Sul finire degli anni ’70 ha esordito in Fininvest, assumendo la direzione dei palinsesti di Canale 5 e Italia 1. Poi Silvio Berlusconi lo ha voluto in testa a La Cinq, emittente francese in cui è stato direttore nel 1986, e dopo un passaggio al timone di Italia 1, approda a Raiuno, in veste di consulente. È tutto? Non proprio, perché nel 1994 è passato al ruolo di responsabile della programmazione dei canali d’oltralpe France 2 e France 3.

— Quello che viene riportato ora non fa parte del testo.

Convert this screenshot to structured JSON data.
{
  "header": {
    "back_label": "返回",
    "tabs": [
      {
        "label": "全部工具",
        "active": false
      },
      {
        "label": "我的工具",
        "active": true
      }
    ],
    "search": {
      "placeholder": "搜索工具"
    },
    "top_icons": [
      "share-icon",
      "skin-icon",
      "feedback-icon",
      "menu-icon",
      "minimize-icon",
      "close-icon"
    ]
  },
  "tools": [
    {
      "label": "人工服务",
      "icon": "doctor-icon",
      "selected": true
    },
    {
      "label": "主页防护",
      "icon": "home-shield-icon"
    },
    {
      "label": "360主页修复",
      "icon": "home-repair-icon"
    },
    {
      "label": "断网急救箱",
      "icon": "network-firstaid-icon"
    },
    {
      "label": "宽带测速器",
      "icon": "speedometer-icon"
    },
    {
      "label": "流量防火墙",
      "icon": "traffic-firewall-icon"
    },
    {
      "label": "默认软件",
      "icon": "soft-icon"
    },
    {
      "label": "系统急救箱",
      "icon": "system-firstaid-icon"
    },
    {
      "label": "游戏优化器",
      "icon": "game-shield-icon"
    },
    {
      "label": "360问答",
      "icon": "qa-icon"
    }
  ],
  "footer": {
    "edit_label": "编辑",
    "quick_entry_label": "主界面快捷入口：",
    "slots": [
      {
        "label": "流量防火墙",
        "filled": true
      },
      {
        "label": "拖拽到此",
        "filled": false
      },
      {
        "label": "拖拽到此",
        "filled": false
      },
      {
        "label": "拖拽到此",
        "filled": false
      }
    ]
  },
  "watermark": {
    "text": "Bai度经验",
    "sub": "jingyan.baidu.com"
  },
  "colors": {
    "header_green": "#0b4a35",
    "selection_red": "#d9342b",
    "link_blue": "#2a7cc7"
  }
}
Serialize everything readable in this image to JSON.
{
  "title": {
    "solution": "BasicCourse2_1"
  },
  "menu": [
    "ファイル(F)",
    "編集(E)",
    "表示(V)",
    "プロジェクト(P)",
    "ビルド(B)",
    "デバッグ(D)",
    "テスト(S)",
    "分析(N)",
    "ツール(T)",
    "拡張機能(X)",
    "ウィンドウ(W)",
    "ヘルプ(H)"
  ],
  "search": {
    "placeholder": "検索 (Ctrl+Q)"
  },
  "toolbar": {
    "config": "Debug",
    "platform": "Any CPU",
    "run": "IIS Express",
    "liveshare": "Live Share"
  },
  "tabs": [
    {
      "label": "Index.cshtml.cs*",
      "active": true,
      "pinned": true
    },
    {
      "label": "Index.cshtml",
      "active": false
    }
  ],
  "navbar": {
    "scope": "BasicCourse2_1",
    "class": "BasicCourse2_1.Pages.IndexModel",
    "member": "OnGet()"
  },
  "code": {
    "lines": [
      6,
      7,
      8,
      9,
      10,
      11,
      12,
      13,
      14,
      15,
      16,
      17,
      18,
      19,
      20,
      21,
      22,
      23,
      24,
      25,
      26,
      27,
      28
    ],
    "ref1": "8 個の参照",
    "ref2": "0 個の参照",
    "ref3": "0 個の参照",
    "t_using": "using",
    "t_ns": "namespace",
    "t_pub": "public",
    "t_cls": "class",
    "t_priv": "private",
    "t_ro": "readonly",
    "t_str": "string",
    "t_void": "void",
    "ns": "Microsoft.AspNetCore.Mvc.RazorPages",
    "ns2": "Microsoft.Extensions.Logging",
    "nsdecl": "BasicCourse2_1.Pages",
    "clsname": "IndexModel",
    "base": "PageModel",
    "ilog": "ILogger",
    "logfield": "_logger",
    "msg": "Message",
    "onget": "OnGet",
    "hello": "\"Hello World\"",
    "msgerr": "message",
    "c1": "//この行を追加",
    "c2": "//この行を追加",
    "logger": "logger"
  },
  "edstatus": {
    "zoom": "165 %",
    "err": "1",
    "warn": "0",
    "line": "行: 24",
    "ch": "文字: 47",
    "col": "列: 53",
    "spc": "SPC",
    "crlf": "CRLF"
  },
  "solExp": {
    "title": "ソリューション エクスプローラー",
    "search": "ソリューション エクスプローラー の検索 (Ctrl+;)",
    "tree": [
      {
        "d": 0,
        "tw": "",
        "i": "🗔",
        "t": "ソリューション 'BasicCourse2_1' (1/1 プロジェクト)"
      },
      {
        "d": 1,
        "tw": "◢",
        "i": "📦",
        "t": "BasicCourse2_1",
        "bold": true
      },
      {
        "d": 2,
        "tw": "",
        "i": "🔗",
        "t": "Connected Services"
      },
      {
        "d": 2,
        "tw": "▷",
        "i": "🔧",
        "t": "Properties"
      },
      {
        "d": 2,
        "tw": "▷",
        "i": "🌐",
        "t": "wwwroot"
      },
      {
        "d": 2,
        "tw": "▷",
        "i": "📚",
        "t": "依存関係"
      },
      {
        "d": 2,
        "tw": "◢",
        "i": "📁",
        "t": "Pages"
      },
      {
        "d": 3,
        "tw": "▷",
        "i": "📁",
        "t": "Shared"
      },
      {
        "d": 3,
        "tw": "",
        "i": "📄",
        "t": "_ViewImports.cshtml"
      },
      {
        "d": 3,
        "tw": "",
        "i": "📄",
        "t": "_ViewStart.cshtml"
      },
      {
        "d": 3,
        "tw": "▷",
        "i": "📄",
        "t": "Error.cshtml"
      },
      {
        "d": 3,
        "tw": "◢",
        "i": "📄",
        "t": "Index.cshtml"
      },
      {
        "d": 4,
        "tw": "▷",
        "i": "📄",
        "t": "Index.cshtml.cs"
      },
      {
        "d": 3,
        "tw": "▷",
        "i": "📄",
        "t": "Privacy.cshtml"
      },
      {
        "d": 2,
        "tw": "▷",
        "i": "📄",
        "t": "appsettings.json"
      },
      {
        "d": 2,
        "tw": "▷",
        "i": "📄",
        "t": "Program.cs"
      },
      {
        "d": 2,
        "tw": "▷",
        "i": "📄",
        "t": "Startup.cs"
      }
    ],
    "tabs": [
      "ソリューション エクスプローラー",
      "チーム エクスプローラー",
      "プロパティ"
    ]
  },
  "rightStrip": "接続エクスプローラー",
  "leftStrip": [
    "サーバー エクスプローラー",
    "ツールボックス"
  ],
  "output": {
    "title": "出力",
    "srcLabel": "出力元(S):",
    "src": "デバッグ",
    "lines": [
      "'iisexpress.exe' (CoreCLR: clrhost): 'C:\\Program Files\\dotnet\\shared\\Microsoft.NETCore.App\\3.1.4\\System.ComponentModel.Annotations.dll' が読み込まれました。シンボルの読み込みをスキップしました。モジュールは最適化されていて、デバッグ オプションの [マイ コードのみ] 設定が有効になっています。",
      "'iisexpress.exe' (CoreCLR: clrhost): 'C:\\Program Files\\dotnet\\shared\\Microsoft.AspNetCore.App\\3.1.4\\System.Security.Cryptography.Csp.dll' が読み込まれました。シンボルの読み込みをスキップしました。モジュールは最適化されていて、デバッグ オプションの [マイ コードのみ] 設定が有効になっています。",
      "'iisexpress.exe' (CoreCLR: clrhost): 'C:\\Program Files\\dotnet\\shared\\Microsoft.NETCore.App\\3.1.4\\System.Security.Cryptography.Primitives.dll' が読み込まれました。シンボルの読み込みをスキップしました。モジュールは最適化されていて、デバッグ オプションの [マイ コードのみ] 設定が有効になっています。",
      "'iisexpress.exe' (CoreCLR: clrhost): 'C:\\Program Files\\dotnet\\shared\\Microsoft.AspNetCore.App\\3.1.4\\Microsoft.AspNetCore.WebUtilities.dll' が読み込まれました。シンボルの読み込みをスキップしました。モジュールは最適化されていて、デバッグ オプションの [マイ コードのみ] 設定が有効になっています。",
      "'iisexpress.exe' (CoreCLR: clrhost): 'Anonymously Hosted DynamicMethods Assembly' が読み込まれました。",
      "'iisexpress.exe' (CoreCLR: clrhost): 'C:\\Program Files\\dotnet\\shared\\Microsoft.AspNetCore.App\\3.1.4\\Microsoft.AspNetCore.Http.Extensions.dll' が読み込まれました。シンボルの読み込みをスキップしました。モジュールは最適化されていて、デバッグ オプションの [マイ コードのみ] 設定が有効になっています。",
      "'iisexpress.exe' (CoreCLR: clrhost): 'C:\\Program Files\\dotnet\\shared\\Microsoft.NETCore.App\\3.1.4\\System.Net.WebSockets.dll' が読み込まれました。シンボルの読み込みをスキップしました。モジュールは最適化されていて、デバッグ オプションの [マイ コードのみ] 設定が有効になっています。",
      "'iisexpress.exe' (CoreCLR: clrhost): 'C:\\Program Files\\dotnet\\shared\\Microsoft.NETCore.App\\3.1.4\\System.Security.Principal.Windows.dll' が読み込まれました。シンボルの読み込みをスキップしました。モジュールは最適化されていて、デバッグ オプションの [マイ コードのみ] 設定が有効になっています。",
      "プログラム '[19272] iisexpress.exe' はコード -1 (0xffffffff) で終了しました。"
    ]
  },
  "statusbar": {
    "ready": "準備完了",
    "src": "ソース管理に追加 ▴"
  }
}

Nel 1996 Freccero diventa il nuovo direttore di Rai 2, al posto di Gabriele La Porta e durante la sua direzione, la rete assume l'identità di rete giovane, sperimentale, alternativa e provocatoria. Lui è il motore titanico di questa rivoluzione. Tra i volti che hanno fatto parte della sua rete si ricordano Sabina, Corrado e Caterina Guzzanti, Serena Dandini, Gad Lerner, Daniele Luttazzi, Michele Santoro e Pietro Chiambretti. I programmi proposti dalla sua rete (Satyricon, Sciuscà, L’ottavo nano e Il raggio verde) durante la campagna elettorale del 2001 sono ritenuti scomodi da parte del centrodestra, Guidato dal suo ex amico Silvio Berlusconi, che nel 2002 pronuncia il famoso “Editto Bulgaro” che porta all’allontanamento dalle reti Rai di Enzo Biagi, Michele Santoro e Daniele Luttazzi.

Nel maggio del 2002 Freccero lascia dunque la direzione di Rai 2 a Antonio Marano, in quota alla Lega Nord. L'anno successivo viene allontanato da funzioni di responsabilità in RAI, ma tornerà a lavorarvi, seppure in un ruolo meno visibile, come autore della trasmissione televisiva cult Rockpolitik con Celentano (ottobre 2005).

Il 5 luglio 2007 diventa il nuovo presidente di RaiSat, carica che ricopre fino al 18 maggio 2010.

Dal 14 luglio 2008 Freccero è direttore del nuovo canale televisivo Rai 4 e lo resterà, non senza polemiche fino all’agosto 2013. Il 18 novembre 2009 va in onda lo spot di un nuovo programma, dal titolo Sugo, sessanta minuti di gusto e disgusto,  in cui Freccero è protagonista, insieme a due trans, di una scenetta irriverente, scatenando non poca polemica tra le compagini della Rai  e della politica. Ciò avviene nel pieno dello scandalo che ha colpito l'ex conduttore del TG2 Piero Marrazzo, al tempo Presidente della Regione Lazio. In una nota Freccero ha dichiarato: "Io relegato nello scantinato digitale della tv pubblica perché provocatorio e scomodo".

Il ritorno in Rai è del 2018, dopo 16 anni viene nominato di nuovo Direttore di Rai 2, una carica che accetta senza percepire alcuno stipendio e che gli mette sulle spalle un’impresa quasi disperata, quella di cercare di salvare un canale tv, ormai diventato fanalino di coda negli ascolti.